If I recommend not learning specific technologies, how are you ever going to be able to use them? I recommend not taking classes for them. Instead, learn them on the side. Use the university classes to learn things that will be true for a long time; work on side projects on your own time to learn things that will change. I was always working on a game on the side while in high school and college, and I learned a lot by doing that. Not only did I get to apply the things I learned in class, I also got to learn things that would never get taught in a class.
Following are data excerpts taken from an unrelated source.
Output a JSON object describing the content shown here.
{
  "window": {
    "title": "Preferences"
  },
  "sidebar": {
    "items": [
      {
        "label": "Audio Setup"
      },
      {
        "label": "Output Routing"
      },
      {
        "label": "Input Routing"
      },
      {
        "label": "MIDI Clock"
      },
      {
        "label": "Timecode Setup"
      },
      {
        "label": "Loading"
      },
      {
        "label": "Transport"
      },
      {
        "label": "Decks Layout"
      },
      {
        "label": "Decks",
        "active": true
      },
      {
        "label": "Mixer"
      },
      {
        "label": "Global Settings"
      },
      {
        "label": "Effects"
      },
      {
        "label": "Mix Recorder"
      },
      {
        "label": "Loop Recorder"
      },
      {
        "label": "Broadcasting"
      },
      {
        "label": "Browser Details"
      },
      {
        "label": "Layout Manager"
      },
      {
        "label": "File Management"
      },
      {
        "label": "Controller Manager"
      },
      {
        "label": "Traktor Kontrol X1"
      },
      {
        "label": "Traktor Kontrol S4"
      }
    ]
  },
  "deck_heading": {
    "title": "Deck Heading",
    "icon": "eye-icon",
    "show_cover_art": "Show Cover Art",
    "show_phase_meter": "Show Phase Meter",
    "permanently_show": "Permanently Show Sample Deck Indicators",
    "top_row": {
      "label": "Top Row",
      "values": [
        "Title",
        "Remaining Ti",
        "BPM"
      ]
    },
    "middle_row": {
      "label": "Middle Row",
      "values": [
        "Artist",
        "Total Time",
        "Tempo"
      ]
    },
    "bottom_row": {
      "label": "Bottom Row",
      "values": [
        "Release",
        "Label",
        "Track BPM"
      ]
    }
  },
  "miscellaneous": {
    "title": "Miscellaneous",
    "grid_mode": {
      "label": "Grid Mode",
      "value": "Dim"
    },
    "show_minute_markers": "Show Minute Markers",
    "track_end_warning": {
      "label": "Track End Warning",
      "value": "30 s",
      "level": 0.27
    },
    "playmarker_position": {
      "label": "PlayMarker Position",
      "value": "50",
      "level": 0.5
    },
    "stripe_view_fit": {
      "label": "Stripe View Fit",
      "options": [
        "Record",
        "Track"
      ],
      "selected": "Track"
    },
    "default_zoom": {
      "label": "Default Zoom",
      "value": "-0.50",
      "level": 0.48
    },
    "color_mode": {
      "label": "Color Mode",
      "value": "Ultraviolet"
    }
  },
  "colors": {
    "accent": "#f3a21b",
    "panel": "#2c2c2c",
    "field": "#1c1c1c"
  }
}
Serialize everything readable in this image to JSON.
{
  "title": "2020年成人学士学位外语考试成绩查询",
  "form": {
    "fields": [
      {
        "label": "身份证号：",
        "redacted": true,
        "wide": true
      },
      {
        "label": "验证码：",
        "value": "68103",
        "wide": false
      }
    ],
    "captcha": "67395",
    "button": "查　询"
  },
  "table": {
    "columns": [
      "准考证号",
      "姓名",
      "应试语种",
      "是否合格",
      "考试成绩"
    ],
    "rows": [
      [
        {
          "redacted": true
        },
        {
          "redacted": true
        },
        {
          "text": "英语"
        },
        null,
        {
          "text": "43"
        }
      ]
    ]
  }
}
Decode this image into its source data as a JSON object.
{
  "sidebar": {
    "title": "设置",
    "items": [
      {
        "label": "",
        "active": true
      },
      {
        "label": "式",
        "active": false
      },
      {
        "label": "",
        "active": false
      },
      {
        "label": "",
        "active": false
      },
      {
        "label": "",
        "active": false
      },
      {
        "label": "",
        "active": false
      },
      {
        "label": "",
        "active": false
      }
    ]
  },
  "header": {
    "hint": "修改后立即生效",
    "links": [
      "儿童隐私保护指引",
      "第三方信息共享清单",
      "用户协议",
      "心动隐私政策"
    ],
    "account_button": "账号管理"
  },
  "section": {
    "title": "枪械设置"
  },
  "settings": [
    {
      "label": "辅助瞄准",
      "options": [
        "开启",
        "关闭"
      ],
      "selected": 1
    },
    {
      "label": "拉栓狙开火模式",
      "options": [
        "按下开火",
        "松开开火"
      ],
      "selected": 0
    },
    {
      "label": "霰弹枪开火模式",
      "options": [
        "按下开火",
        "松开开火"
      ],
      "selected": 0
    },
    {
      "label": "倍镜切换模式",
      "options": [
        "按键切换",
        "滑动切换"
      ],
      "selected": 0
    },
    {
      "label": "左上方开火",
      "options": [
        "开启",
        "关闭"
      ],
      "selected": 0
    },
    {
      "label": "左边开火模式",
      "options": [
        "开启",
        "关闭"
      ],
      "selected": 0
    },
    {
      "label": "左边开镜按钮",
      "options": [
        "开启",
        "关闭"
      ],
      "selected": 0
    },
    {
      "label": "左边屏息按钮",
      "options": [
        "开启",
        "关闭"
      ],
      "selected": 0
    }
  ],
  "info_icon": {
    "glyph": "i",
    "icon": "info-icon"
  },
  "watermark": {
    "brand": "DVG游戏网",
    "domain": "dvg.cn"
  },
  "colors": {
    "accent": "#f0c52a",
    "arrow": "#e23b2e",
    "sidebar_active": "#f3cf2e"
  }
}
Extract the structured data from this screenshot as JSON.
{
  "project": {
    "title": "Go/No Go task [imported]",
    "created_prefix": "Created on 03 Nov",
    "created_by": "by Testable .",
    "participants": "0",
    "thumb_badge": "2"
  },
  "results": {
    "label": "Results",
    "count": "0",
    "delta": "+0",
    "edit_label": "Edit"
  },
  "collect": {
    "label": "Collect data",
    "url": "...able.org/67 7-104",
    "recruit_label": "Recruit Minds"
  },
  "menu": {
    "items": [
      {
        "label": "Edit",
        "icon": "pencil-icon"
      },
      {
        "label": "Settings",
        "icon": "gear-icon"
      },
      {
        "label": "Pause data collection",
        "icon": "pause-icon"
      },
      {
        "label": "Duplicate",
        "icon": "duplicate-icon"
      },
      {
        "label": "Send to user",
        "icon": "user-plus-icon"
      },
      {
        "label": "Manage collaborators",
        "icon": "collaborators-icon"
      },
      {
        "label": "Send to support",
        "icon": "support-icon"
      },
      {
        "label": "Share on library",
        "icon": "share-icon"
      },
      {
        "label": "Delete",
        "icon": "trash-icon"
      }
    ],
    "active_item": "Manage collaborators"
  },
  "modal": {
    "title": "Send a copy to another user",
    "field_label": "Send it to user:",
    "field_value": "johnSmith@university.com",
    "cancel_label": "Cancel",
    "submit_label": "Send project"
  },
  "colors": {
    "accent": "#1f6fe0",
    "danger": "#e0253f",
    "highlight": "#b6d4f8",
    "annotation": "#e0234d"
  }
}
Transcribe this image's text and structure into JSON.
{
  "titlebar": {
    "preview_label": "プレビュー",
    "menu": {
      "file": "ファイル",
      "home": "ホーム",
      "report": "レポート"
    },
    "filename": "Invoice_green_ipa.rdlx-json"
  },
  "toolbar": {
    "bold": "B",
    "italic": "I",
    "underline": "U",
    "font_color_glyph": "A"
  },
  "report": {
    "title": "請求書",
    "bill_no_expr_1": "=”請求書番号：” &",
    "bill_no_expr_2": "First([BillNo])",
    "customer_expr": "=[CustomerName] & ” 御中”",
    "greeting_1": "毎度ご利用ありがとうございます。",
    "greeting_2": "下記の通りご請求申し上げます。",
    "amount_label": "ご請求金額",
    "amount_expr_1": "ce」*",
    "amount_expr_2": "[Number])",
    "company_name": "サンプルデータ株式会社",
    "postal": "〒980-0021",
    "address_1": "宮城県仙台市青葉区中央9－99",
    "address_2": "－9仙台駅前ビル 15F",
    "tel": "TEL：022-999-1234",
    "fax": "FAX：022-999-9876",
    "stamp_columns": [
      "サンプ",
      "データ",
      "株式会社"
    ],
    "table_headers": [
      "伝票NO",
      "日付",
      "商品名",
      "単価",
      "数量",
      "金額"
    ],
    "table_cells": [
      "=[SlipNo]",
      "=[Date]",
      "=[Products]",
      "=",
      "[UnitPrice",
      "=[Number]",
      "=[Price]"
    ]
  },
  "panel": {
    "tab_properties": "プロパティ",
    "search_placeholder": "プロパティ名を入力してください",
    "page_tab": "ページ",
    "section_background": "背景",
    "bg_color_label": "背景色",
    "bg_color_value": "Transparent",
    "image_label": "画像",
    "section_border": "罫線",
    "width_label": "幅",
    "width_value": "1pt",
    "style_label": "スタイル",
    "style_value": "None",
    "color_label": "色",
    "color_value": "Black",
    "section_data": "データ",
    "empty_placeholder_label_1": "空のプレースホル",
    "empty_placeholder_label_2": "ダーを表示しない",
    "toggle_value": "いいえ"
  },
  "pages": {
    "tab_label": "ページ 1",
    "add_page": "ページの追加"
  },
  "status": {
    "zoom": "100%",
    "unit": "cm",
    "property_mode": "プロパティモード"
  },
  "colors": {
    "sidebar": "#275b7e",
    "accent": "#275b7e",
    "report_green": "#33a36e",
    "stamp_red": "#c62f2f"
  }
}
Don’t limit yourself to computer science. Learn math (vector algebra in particular is useful for 3D games, calculus lets you handle continuous motion more efficiently, and other kinds of math are useful too), writing/communication (good communication is essential when you need to convey information to the user), drama (storytelling is common in games), economics (especially for strategy games), physics (object motion and collision is straight from physics), and whatever else seems interesting. College is a good time to be exposed to a wide range of ideas.You never know which ones will be useful to you in the future.